Riassunto di quanto accadde nel vignameno 1259
Il Duca
Teodorico D'Urso, cugino del Principe Alarico, era recentemente succeduto all’amatissimo Clodoveo, suo padre e signore della fortezza di
Portoferro per oltre trent'anni. Il Principe D'Urso e numerosi ospiti di terre straniere erano attesi nel sesto giorno della prima decade di Vignameno per acclamare Teodorico quale nuovo signore della città. Il dominio del nuovo Duca tuttavia si rivelò oscuro ed eccezionalmente breve: la sera stessa Alarico gli avrebbe spiccato la testa per tradimento. Pareva infatti che il castello fosse infestato: il popolino sosteneva con timore che rumori terrificanti si odevano durante la notte, lugubri lamenti che rimbombavano nelle viscere della fortezza.
Durante la giornata si scoprì invece che Teodorico, con l’aiuto di un mago straniero, un Erede di nome
Hoseldon, stava forgiando un’armata di
colossi di roccia allo scopo di usurpare il trono dei D’Urso. Queste terribili statue animate obbedivano ciecamente al Duca che li aveva forgiati, ma l’Iniziata Persefone si dimostrò più astuta, piegando al suo Volere Teodorico e, con lui, il colosso di roccia che lo seguiva. La maga venale consegnò il traditore nelle mani del Principe di Castelbruma che lo giustiziò seduta stante.

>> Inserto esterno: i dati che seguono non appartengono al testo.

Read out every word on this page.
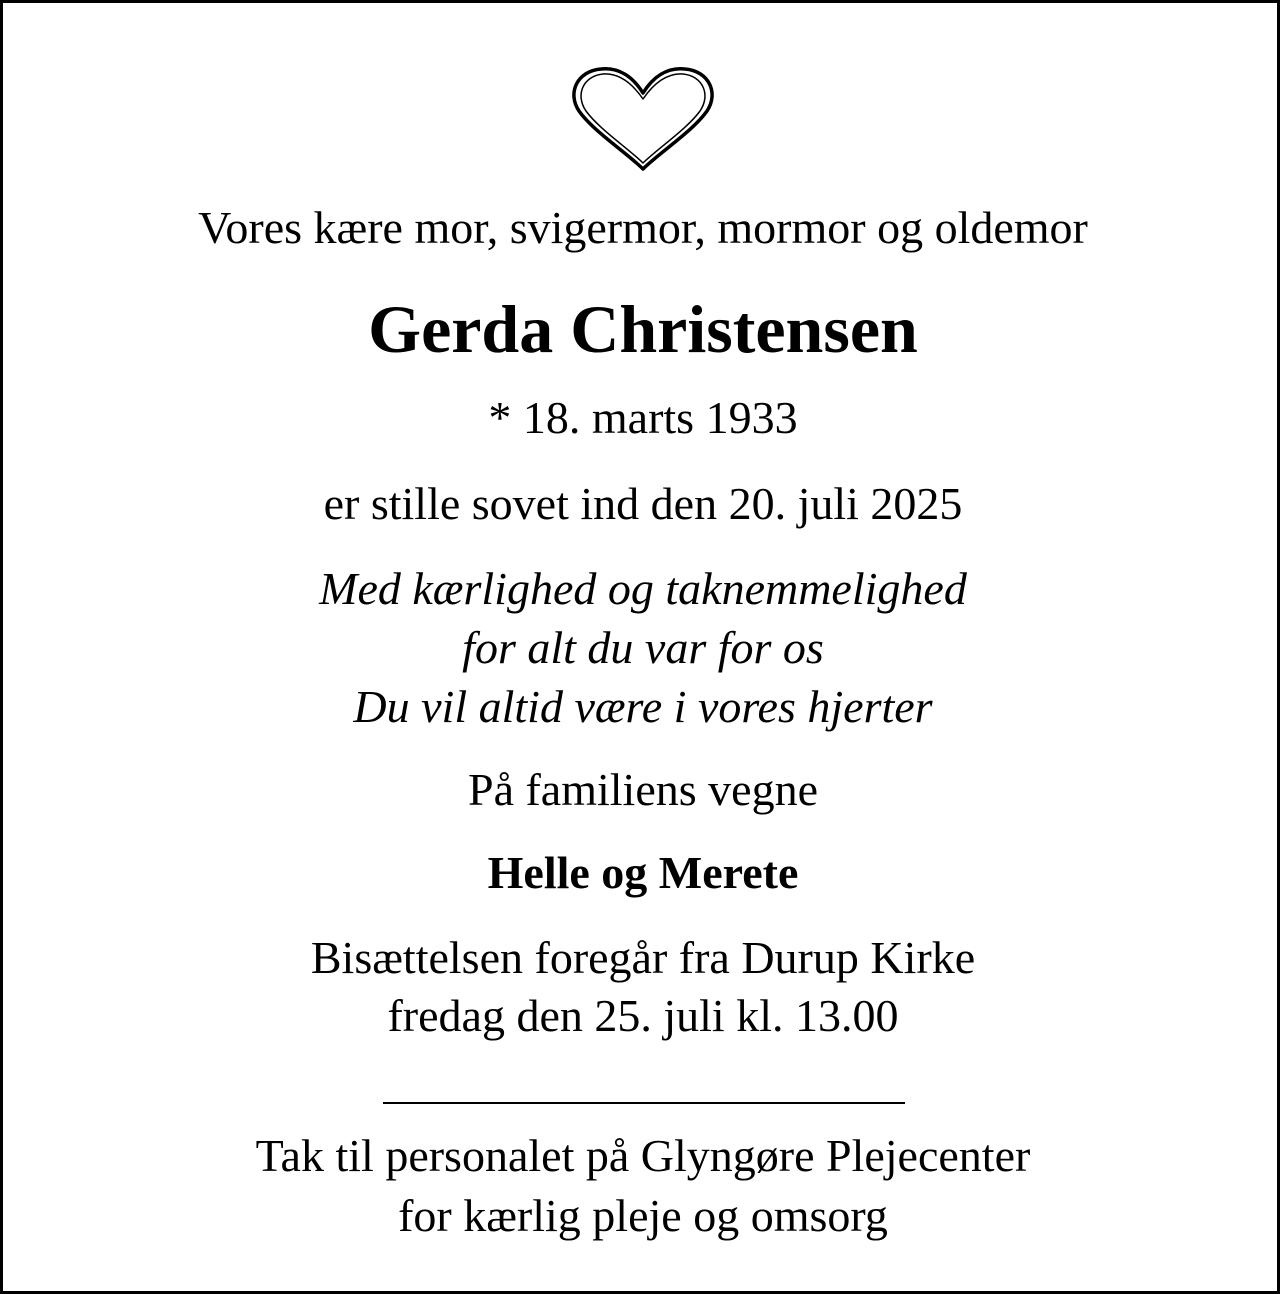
Vores kære mor, svigermor, mormor og oldemor
Gerda Christensen
* 18. marts 1933
er stille sovet ind den 20. juli 2025
Med kærlighed og taknemmelighed
for alt du var for os
Du vil altid være i vores hjerter
På familiens vegne
Helle og Merete
Bisættelsen foregår fra Durup Kirke
fredag den 25. juli kl. 13.00
Tak til personalet på Glyngøre Plejecenter
for kærlig pleje og omsorg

Infine si scoprì che gli empi simboli rinvenuti sulle mura, che la plebe attribuiva ai misteriosi spettri, erano stati tracciati da fedeli del proibito culto del Corvo, che pure furono catturati solo in parte. Ciononostante nella fortezza si trovava davvero uno spettro, benché non fosse responsabile né del rimbombo né dei simboli... lo spettro del defunto Duca Clodoveo, che per primo accusò il figlio di tradimento, dando inizio ai sospetti nei confronti di Teodorico.
Non fu quella del tradimento l’unica ombra che offuscò la giornata: già nel 1258 una profezia oscura aveva presagito grandi cambiamenti per l’antico culto: seguendo le sue parole alcuni uomini, desiderosi di rivincita nei confronti del Bando Reale che li aveva così limitati, erano riusciti ad evocare un
demone dalle sembianze corvine grazie ad una reliquia chiamata la Zampa del Corvo. Lo Spirito del Corvo era in grado di sottomettere la volontà dei suoi seguaci, o almeno così si vociferava. Tra coloro i quali cedettero alle lusinghe del demone corvino si annoverano il guerriero del clan Nibbio, Ranyare di Neenuvar, che in seguito fu eletta guida del clan del Corvo,
Ludovico dal Pozzo, veterano tra gli armigeri, Astolfo, primo cacciatore di Castelbruma e
Ginepro, kyermen che in seguito riuscì a pentirsi, redimersi e a ricevere addirittura il perdono reale.
Durante il raduno a Portoferro i seguaci del Culto, fino a quel momento latenti, diedero prova della propria forza, creando non pochi problemi ai Tetradici, che tentarono invano di arginarne gli eccessi: fu sfregiato con il simbolo del Corvo persino un Vicario dell’Ecclesia, Ser
Augusto Laurenti, su ordine di
Barduccio, detto il gentile, campione del Clan reso folle e violento dalla repressione scattata contro i seguaci del culto.